With the end of April fast approaching, I’m happy to say that I’ve hit one of the most important metrics I use in day trading. That would be reaching my monthly trading goal of $40,000 in profit.
This by far the earliest in a month that I’ve reached that benchmark, and it’s always a liberating feeling to have a few extra days to play within which I don’t have that figure hovering above my head.
Although that goal is just an extension of my daily target of $2,000, the consequences of reaching it before the end of the month are a bit more impactful than surpassing my target on a single day. While I might take more aggressive positions on a day I find myself up $5,000 or $10,000, surpassing my monthly goal has a more far-reaching impact to how I trade the following days of the month.
Having the leeway to tack on more profit or aim for more aggressive trades on a month is only part of the benefit. Reaching that $40,000 level also grants me some degree of patience, whether in finding high-quality trading setups, removing stop orders while I’m already in a position, or following up after some consolidation.
However, this added cushion to the final days of a month also requires just as much discipline as building it up.

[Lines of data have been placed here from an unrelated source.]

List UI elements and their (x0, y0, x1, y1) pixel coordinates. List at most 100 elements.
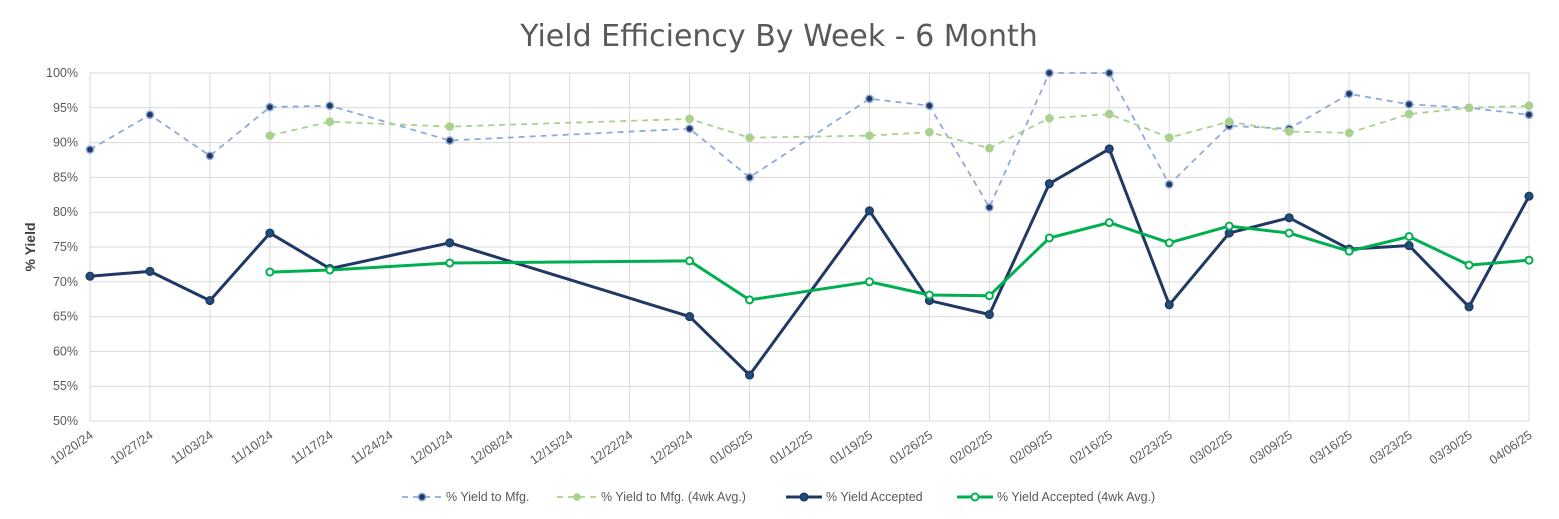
x-tick-label: 03/02/25 (1187, 428, 1235, 467)
data-point (265, 102, 275, 112)
y-tick-label: 60% (53, 344, 78, 358)
data-point (685, 114, 694, 124)
data-point (1404, 232, 1414, 242)
x-tick-label: 11/10/24 (228, 428, 275, 467)
data-point (925, 127, 934, 137)
data-point (1524, 191, 1534, 201)
data-point (265, 267, 275, 277)
y-axis-ticks: 50% 55% 60% 65% 70% 75% 80% 85% 90% 95% 100% (46, 66, 78, 428)
x-tick-label: 02/16/25 (1067, 428, 1115, 467)
x-axis-ticks: 10/20/24 10/27/24 11/03/24 11/10/24 11/17/24… (48, 428, 1535, 467)
legend-label: % Yield Accepted (4wk Avg.) (997, 490, 1155, 504)
data-point (1524, 110, 1534, 120)
x-tick-label: 10/27/24 (108, 428, 156, 467)
x-tick-label: 02/02/25 (947, 428, 995, 467)
data-point (1164, 300, 1174, 310)
data-point (744, 370, 755, 380)
data-point (1224, 117, 1234, 127)
data-point (745, 133, 754, 143)
data-point (1104, 144, 1114, 154)
legend-entry: % Yield Accepted (786, 490, 923, 504)
data-point (985, 202, 994, 212)
series-line (89, 72, 1530, 209)
legend-entry: % Yield Accepted (4wk Avg.) (957, 490, 1155, 504)
data-point (864, 277, 874, 287)
series-line (269, 221, 1530, 302)
chart-title: Yield Efficiency By Week - 6 Month (519, 19, 1038, 54)
data-point (1104, 218, 1114, 228)
data-point (85, 145, 95, 154)
data-point (1344, 128, 1354, 138)
data-point (445, 122, 455, 131)
x-tick-label: 03/23/25 (1367, 428, 1415, 467)
series-group (85, 68, 1534, 380)
data-point (205, 151, 215, 161)
data-point (1224, 221, 1234, 231)
data-point (1524, 101, 1534, 111)
series-2 (265, 101, 1534, 153)
data-point (1284, 228, 1294, 238)
gridlines (89, 72, 1530, 422)
data-point (1164, 238, 1174, 248)
data-point (265, 228, 275, 238)
x-tick-label: 11/03/24 (169, 428, 216, 467)
x-tick-label: 03/16/25 (1307, 428, 1355, 467)
x-tick-label: 11/17/24 (288, 428, 335, 467)
y-tick-label: 65% (53, 310, 78, 324)
x-tick-label: 12/22/24 (587, 428, 635, 467)
data-point (924, 290, 934, 300)
data-point (1344, 246, 1354, 256)
data-point (1104, 109, 1114, 119)
data-point (985, 143, 994, 153)
y-tick-label: 100% (46, 66, 78, 80)
x-tick-label: 12/29/24 (647, 428, 695, 467)
data-point (865, 131, 874, 140)
data-point (1104, 68, 1114, 78)
x-tick-label: 01/12/25 (767, 428, 815, 467)
data-point (205, 296, 215, 306)
x-tick-label: 01/05/25 (707, 428, 755, 467)
x-tick-label: 10/20/24 (48, 428, 96, 467)
data-point (685, 256, 695, 266)
y-tick-label: 95% (53, 101, 78, 115)
x-tick-label: 03/30/25 (1427, 428, 1475, 467)
y-tick-label: 70% (53, 275, 78, 289)
x-tick-label: 01/19/25 (827, 428, 875, 467)
data-point (1284, 127, 1294, 136)
data-point (145, 266, 155, 276)
data-point (1344, 89, 1354, 99)
data-point (1044, 233, 1054, 243)
legend-label: % Yield Accepted (826, 490, 923, 504)
y-tick-label: 50% (53, 414, 78, 428)
legend-entry: % Yield to Mfg. (402, 490, 529, 504)
y-axis-label: % Yield (22, 222, 38, 271)
legend-label: % Yield to Mfg. (4wk Avg.) (601, 490, 746, 504)
data-point (984, 291, 994, 301)
series-1 (85, 68, 1534, 212)
x-tick-label: 12/08/24 (468, 428, 516, 467)
data-point (745, 295, 755, 305)
data-point (265, 131, 275, 140)
data-point (1284, 213, 1294, 223)
data-point (85, 271, 95, 281)
x-tick-label: 04/06/25 (1487, 428, 1535, 467)
data-point (325, 101, 335, 111)
data-point (685, 124, 694, 134)
data-point (925, 101, 934, 111)
data-point (445, 136, 455, 145)
data-point (1044, 68, 1054, 78)
legend-label: % Yield to Mfg. (446, 490, 529, 504)
data-point (1164, 180, 1174, 189)
series-line (269, 104, 1530, 150)
y-tick-label: 90% (53, 136, 78, 150)
x-tick-label: 11/24/24 (348, 428, 395, 467)
data-point (984, 309, 994, 320)
data-point (1464, 103, 1474, 113)
x-tick-label: 12/15/24 (527, 428, 575, 467)
data-point (325, 265, 335, 275)
y-tick-label: 75% (53, 240, 78, 254)
data-point (1404, 109, 1414, 119)
x-tick-label: 12/01/24 (408, 428, 456, 467)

It took a lot of small wins to get where I am now, and I have to be conscious of that effort and not squander it by swinging for the fences on every trade.
Ultimately, what reaching these time-sensitive benchmarks signals to me is how well my risk management techniques are working and whether I can consider taking larger positions or staying in trades longer.
Effectively scaling in and out of positions and keeping my risk on a single trade within $2,000 are still essential daily practices to keep in mind. And, beyond this month’s goal, I have my annual metrics and my $1 million account challenge to keep in mind, both of which have prompted good trading behavior and bad trading behavior.
However, there’s no better time to step on the gas when you have fuel to burn, you just have to keep an eye on your destination to avoid crashing out.